Hungarian state-owned start-up MPVI Mobil, which is vying to become the country’s fourth mobile network operator, has reportedly accepted the resignation of its chairman and chief executive, Portfolio.hu reports. At a general meeting held late last week, chairman of the board Istvan Kalmar and CEO Pal Schmidt stepped down from their posts a matter of weeks ahead of the outcome of the court’s final decision on MPVI’s bid to secure the coveted concession.

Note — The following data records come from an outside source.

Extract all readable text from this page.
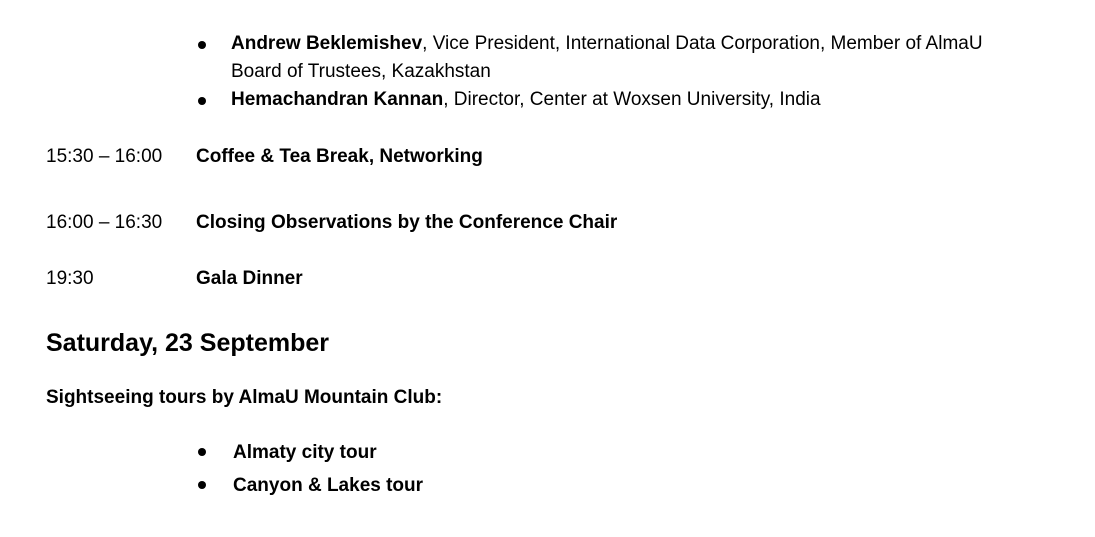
Andrew Beklemishev, Vice President, International Data Corporation, Member of AlmaU Board of Trustees, Kazakhstan
Hemachandran Kannan, Director, Center at Woxsen University, India
15:30 – 16:00 Coffee & Tea Break, Networking
16:00 – 16:30 Closing Observations by the Conference Chair
19:30	Gala Dinner
Saturday, 23 September

Sightseeing tours by AlmaU Mountain Club:

Almaty city tour
Canyon & Lakes tour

MPVI Mobil, which is owned by Hungarian Development Bank subsidiary MFB Invest (45%), the electricity utility MVM (45%) and Magyar Posta (10%), is currently bogged down in the court system after its licence award was nullified in September last year. Under the ruling of the Budapest Metropolitan Court, the results of the January 2012 auction were voided, including the granting of extra frequency capacities to the three other incumbent mobile operators – T-Mobile, Vodafone and Pannon (backed by Telenor). ‘Based on existing regulations at the time of the tender, state-owned companies couldn’t have taken part as bidders in the tender,’ said ruling judge Gyorgy Mohay. ‘We have discovered serious procedural law infringements,’ he added. The ruling is binding and cannot be appealed, he added.
The court has called for the whole auction process to be repeated, and in November 2012 local press rumours suggested that the government had already given up on its plan to launch a new market entrant.